On ne résoudra pas l'actuelle crise économique tant que les autorités politiques ne prendront pas leurs distances du secteur financier, a soutenu mercredi l'économiste de réputation mondiale, Jeffrey Sachs.

«L'instabilité découle clairement du fait que notre industrie financière a pris le contrôle de notre gouvernement, alors que nos dirigeants politiques auraient dû réglementer notre industrie financière», a déclaré M. Sachs au cours d'un discours prononcé dans le cadre du Sommet du millénaire, à Montréal.

«Aux États-Unis, c'est devenu si flagrant qu'essentiellement, Washington téléphonait à Wall Street en leur disant «envoyez-nous le prochain secrétaire au Trésor, SVP'«, a raillé l'expert, qui dirige l'Earth Institute de l'Université Columbia, à New York.

«Et ces gens ont écrit le scénario, a-t-il poursuivi. Un scénario mettant en vedette une déréglementation complète, un abandon de la surveillance, une cupidité exubérante par le truchement de primes salariales et une irresponsabilité en matière de gestion monétaire de base. De telle sorte qu'Alan Greenspan (ancien président de la Réserve fédérale américaine) a créé trois bulles énormes d'affilée: la crise financière asiatique (1997), la crise technologique (2000-01) et la soi-disant crise des hypothèques à risque. Tout cela nous a mené au désastre.»

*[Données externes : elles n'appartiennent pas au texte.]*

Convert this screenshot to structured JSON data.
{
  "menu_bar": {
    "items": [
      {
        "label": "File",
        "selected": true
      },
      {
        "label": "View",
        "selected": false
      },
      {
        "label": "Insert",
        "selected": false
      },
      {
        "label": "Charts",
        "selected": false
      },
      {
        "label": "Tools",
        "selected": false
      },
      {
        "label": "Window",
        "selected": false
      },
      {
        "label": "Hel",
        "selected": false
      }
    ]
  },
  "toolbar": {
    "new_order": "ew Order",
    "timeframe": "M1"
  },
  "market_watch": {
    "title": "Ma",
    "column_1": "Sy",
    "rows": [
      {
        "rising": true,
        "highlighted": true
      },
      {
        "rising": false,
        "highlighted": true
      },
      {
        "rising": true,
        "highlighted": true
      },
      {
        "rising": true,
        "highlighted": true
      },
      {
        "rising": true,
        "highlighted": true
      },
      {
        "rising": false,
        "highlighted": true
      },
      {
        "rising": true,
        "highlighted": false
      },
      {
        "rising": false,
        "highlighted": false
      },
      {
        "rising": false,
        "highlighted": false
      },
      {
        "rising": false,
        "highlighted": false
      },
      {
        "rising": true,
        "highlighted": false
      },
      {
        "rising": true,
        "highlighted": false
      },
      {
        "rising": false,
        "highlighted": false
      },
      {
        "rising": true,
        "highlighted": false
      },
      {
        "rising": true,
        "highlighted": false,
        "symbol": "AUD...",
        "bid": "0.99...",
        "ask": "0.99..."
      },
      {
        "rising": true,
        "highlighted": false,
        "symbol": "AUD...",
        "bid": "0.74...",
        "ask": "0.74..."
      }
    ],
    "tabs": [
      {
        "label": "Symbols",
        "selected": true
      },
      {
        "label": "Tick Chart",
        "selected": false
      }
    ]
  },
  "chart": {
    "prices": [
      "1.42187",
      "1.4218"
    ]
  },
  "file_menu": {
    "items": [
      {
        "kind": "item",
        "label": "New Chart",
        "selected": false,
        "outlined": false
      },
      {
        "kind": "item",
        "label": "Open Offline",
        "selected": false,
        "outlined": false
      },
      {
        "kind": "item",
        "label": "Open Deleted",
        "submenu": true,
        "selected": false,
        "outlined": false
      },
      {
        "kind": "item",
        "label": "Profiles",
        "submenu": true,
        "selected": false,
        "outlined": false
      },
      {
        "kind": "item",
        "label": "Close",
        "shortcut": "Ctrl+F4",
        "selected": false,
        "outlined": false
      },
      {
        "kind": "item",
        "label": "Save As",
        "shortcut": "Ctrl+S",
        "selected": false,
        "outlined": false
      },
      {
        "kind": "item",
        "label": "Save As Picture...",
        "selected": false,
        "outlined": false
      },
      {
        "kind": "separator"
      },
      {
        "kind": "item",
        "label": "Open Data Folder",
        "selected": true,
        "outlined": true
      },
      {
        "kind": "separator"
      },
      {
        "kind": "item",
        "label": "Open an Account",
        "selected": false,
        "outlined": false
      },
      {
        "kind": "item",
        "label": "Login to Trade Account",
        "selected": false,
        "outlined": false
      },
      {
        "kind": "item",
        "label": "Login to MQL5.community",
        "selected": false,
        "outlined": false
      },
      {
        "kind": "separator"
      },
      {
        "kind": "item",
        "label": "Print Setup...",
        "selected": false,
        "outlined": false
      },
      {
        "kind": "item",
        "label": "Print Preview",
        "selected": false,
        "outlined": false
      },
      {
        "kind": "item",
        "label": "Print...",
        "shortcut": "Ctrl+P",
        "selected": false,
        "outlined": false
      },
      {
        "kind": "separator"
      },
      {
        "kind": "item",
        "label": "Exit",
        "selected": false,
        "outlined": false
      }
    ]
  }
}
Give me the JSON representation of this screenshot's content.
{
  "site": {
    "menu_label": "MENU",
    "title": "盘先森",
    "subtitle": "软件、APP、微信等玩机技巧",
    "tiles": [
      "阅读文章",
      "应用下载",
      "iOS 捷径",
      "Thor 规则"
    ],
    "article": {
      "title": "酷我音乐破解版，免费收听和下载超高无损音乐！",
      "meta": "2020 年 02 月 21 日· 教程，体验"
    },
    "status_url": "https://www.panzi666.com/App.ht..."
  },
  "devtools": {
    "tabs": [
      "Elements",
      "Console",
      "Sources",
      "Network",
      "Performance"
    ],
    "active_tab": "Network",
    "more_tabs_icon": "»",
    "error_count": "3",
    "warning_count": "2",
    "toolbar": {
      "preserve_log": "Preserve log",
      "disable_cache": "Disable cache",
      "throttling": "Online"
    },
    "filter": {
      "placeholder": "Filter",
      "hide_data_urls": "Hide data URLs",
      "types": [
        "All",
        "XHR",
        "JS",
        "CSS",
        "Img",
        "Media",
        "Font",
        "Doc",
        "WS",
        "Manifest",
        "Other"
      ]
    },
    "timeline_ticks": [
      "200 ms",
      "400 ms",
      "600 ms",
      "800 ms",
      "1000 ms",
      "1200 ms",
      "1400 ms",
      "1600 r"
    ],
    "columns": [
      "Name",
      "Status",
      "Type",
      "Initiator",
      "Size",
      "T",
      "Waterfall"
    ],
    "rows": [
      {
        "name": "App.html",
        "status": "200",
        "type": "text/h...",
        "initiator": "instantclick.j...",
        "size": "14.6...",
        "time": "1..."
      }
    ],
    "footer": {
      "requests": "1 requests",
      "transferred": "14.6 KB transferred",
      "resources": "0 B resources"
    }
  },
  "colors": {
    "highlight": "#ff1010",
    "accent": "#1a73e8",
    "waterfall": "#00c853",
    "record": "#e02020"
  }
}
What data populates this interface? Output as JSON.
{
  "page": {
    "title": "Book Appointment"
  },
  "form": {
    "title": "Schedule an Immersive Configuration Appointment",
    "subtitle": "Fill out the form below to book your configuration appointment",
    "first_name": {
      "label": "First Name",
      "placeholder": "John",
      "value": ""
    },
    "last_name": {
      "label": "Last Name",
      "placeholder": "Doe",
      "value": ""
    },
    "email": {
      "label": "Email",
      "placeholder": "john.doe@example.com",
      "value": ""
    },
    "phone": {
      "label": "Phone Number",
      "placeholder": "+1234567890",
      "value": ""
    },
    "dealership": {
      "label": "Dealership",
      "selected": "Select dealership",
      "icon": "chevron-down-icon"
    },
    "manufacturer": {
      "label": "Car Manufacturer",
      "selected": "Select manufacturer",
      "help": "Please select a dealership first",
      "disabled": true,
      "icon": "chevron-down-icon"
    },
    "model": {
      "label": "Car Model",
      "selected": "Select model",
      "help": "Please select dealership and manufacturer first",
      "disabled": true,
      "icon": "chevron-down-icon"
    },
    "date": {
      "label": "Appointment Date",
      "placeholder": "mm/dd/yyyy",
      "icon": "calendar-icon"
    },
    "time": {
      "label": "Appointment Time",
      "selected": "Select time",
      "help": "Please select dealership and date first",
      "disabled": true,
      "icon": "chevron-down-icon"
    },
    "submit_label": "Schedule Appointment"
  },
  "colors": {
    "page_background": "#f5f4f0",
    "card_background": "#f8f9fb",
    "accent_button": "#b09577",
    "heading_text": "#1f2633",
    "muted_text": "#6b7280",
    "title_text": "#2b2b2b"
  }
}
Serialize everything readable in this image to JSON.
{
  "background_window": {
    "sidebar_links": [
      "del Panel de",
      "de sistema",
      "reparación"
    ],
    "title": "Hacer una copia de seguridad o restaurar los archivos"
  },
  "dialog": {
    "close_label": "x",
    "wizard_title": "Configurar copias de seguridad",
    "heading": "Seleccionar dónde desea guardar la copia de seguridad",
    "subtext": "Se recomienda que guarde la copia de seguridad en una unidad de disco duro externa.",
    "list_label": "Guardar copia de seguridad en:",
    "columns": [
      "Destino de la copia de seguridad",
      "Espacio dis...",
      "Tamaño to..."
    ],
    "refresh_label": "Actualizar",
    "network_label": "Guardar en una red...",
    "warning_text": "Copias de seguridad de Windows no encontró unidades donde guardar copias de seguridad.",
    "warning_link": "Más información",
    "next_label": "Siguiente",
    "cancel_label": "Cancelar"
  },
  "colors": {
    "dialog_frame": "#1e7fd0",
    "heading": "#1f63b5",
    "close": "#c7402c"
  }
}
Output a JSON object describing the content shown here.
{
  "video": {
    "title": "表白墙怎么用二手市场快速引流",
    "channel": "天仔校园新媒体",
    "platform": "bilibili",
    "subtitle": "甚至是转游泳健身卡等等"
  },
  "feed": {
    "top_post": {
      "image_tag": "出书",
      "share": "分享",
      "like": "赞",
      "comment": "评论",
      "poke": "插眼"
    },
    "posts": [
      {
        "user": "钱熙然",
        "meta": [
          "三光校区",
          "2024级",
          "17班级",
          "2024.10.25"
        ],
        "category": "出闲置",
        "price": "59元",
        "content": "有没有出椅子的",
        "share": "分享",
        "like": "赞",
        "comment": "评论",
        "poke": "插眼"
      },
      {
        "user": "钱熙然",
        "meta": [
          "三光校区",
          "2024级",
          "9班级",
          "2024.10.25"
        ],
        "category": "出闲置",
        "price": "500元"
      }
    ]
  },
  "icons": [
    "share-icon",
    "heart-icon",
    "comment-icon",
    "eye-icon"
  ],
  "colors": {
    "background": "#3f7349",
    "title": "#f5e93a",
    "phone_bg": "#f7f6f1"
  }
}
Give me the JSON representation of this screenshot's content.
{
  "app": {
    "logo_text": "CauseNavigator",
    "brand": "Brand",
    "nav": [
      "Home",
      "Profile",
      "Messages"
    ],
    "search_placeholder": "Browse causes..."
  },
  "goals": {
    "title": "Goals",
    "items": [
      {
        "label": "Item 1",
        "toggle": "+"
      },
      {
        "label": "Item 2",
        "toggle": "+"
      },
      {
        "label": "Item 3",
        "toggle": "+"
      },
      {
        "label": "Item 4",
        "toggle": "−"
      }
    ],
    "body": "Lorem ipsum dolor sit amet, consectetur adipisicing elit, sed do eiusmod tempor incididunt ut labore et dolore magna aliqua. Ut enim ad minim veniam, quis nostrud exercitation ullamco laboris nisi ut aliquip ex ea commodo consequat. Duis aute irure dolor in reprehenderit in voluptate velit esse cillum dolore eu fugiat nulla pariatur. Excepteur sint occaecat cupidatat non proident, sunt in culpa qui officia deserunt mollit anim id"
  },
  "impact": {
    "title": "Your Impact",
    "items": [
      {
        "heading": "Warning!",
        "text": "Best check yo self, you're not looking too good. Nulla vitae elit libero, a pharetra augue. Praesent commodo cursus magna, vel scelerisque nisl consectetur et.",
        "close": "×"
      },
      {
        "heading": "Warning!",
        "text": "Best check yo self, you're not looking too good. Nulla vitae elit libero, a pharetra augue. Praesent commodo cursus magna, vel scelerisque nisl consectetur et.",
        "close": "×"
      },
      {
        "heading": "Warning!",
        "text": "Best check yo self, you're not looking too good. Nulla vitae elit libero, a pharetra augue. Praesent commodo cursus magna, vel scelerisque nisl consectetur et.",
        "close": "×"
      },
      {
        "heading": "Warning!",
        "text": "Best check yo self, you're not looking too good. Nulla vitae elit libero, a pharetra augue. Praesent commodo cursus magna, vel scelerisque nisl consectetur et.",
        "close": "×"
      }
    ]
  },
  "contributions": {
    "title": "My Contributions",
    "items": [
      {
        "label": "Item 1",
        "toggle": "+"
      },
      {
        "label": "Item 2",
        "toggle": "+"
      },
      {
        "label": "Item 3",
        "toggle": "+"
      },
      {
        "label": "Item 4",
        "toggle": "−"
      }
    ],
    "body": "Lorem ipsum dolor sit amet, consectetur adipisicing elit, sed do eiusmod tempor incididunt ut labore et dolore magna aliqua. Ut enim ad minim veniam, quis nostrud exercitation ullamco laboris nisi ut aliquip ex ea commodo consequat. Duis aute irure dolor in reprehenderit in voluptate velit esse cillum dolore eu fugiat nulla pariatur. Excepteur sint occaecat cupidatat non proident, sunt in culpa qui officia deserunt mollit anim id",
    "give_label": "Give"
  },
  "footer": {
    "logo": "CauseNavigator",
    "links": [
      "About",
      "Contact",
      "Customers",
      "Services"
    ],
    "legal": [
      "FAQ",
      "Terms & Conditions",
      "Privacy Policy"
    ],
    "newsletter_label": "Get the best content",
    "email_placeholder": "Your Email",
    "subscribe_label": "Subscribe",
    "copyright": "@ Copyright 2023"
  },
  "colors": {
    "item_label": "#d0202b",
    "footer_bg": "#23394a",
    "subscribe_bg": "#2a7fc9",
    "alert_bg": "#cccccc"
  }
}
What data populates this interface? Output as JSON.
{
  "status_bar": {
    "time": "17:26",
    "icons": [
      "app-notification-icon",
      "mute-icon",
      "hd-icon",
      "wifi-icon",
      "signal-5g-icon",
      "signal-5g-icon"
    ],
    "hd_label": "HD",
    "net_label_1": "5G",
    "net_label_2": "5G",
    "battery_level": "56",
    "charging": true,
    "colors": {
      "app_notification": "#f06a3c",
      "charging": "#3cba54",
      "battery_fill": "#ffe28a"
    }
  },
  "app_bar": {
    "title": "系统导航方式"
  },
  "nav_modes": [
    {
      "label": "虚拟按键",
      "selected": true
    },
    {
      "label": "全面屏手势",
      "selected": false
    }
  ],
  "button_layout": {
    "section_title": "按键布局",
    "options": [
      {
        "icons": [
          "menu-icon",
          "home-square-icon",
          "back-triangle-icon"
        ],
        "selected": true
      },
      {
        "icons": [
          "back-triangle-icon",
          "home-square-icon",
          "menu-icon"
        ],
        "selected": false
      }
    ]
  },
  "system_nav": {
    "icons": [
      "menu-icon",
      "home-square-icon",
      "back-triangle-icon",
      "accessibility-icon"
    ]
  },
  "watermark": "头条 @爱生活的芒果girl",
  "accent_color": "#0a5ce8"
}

Pire encore, les citoyens ordinaires sont devenus insensibles au sort des pauvres, a déploré Jeffrey Sachs. «On a remis les clés du pouvoir aux gens dotés de vastes richesses, qui ont pris la liberté de ne pas tenir compte du reste de la société», a-t-il dénoncé.

Au-delà d'Obama

Comme bien d'autres, M. Sachs fonde de grands espoirs sur le nouveau président américain, Barack Obama. Après tout, son secrétaire au Trésor, Timothy Geithner, ne vient pas des grandes institutions financières, même si le chef de cabinet de M. Geithner, Mark Patterson, est un ancien lobbyiste de la banque Goldman Sachs.

Quoi qu'il en soit, il ne faut pas compter démesurément sur les politiciens pour se sortir du marasme actuel: chaque citoyen doit faire sa part, a prévenu le professeur.

Une chose est sûre, cependant: il faut s'activer rapidement à «re-réglementer» le système financier américain et du reste du monde.

Aux yeux de Jeffrey Sachs, le plan de relance de l'administration Obama est mal engagé à certains égards. «Je n'ai pas aimé, par exemple, les baisses d'impôts, parce que je ne pense pas que nous pouvons nous passer de revenus fiscaux en ce moment, a-t-il expliqué en entrevue. Je préférerais qu'on garde ces sommes pour accroître l'aide internationale.»

L'économiste se réjouit cependant de l'intention de Washington d'investir massivement dans le développement de sources d'énergies plus écologiques, dans le transport en commun, en éducation et dans les soins de santé. De telles initiatives sont susceptibles, d'après lui, de renforcer les fondations de l'économie américaine et, par ricochet, de l'ensemble de la planète.